China needs more socialism not less, that's where current problems in China are, too much capitalism.
 

SanWenYu

Captain
Registered Member
Because cash is from printing machine, so direct transfer from government (government deficit is a private sector surplus), and rising/lowering taxes and giving subsidies is just transfer from one side of households to the other side.

In Europe we have minimum wage at 50% of average wage, that's usually 20% of people on minimum wage and another 20% close to minimum wage. It flattens the salary in the economy, cashier or hairdresser doesn't earn that much less than some white collar bro in the office.

China needs inflationary impuls in the services and other businesses and the easiest way of doing it is do the two things I said. If the cost for running businesses raises they won't be able to fight to the lowest margin possible. Another thing is people will have more money from increases of salaries and cash hangouts and they will buy more things businesses produce. That's exactly what happened in Poland 2016-2025.
Not saying the currently low minimum wages are satisfactory in China. But in Poland, you had the other, usually stronger, European economies like Germany that could absorb your redundant workers until things turned around for good. China will not have such luck if higher wages kill jobs.

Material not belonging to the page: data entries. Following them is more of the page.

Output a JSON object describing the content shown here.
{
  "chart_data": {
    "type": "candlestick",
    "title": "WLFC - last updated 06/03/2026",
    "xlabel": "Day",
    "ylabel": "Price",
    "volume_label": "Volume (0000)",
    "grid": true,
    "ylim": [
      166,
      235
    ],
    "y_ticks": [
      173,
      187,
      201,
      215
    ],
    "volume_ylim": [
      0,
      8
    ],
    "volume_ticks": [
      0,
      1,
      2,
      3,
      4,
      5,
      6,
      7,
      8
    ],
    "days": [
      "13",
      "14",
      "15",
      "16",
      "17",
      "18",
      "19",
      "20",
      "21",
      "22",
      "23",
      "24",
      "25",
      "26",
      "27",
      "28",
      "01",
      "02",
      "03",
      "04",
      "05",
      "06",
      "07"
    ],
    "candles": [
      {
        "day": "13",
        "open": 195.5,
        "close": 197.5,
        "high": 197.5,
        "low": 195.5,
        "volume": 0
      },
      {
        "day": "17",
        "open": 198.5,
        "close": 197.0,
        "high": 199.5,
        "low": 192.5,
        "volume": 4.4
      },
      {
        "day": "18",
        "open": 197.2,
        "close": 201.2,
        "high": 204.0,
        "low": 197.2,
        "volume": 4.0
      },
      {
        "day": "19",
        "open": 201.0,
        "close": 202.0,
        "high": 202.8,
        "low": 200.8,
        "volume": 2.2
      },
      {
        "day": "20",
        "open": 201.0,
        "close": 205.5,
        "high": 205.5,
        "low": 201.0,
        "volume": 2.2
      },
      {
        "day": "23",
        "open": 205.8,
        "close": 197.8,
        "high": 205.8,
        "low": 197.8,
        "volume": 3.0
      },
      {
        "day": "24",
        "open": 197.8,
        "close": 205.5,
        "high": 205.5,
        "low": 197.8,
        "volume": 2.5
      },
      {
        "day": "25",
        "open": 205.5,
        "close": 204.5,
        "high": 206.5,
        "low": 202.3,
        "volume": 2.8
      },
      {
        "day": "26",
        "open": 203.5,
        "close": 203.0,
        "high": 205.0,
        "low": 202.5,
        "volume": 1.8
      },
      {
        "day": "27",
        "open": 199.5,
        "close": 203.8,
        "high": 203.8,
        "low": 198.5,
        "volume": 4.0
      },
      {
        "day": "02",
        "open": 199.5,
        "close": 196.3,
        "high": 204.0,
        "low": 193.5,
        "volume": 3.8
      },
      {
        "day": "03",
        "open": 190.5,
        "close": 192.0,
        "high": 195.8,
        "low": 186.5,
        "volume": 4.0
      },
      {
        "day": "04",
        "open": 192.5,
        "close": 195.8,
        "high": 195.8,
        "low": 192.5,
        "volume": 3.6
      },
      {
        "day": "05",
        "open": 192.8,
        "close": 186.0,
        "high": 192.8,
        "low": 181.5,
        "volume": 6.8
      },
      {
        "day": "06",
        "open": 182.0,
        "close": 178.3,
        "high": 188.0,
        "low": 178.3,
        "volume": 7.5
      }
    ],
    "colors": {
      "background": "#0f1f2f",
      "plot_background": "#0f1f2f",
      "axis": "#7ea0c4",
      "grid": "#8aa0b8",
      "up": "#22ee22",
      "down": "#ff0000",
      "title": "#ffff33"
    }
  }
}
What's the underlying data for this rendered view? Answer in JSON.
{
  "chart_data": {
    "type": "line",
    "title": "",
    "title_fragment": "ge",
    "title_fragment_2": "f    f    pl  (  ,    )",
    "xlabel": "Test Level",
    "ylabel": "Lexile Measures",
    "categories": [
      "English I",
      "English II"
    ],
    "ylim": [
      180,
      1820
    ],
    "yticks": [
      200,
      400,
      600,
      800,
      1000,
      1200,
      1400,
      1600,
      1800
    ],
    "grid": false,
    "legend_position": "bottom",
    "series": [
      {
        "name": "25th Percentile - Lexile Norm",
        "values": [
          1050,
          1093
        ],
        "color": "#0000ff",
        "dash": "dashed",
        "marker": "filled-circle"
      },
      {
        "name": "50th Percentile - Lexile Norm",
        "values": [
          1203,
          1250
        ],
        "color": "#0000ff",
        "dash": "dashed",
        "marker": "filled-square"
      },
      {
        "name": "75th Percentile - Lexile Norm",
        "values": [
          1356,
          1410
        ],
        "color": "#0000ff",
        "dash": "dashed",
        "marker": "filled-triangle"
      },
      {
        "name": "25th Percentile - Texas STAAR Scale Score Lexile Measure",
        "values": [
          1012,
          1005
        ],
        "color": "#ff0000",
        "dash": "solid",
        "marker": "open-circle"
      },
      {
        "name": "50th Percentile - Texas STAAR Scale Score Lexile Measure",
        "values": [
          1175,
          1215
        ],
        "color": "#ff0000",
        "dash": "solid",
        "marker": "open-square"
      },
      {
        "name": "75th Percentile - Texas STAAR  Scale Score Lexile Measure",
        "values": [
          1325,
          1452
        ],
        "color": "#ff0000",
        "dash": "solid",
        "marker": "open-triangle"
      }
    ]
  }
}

It all boils down to the fact that a big portion of the Chinese labour force do not have the required skills to make themselves less "disposable" when competing with those of other developing countries.
 

dirtyid

New Member
Registered Member
Not saying the currently low minimum wages are satisfactory in China. But in Poland, you had the other, usually stronger, European economies like Germany that could absorb your redundant workers until things turned around for good. China will not have such luck if higher wages kill jobs.

It all boils down to the fact that a big portion of the Chinese labour force do not have the required skills to make themselves less "disposable" when competing with those of other developing countries.


Yeah this is going to sound crass, but 600m left behind by modernization, stuck in manual agriculture/informal economy. Their disposable income per year is ~2000 USD. That's 40% of population reduced to 5% of consumption (incidentally also grossly drag down per capita figures, i.e. new generations of high skilled already well above high income). But this cohort skews old (hence undereducated/undertrained), so that's also potentially 300/400m+ elders to sustain in coming decades. IMO most sensible thing to do is keep their wage/consumption lowish so cost to sustain this cohort into old age is not onerous. Keep rural wages/COI low, but higher ppp vs developed regions so future transfers from wealthy regions stretch further, like internal remittance system. Basically current two-track sytem. Ultimately state is going to be in charge of pensions for this cohort, I think big reason reluctance to give cash/increase minimum wage, because these are cohorts whose COI ans savings (old - with limited / no time left in workforce) that gov does not want to inflate. I haven't followed PRC developement economics in a while, but they talk about concepts close to dual sector model and low-level equilibirum trap, i.e. its cheaper/stabler to keep cohort who can't integrate with modern economy in seperate economic bubble, so presumably they can be managably uplifted by wealthier/developed economic track with more resources. This does mean continued hukou (even with reforms) and maintaining value-engineered manufacturing sector with low margins that can build products at low-income price points. Incidentally will also synergize with maintaining export to ~40% / 3b people with that level of consumption which is useful geopolitical card.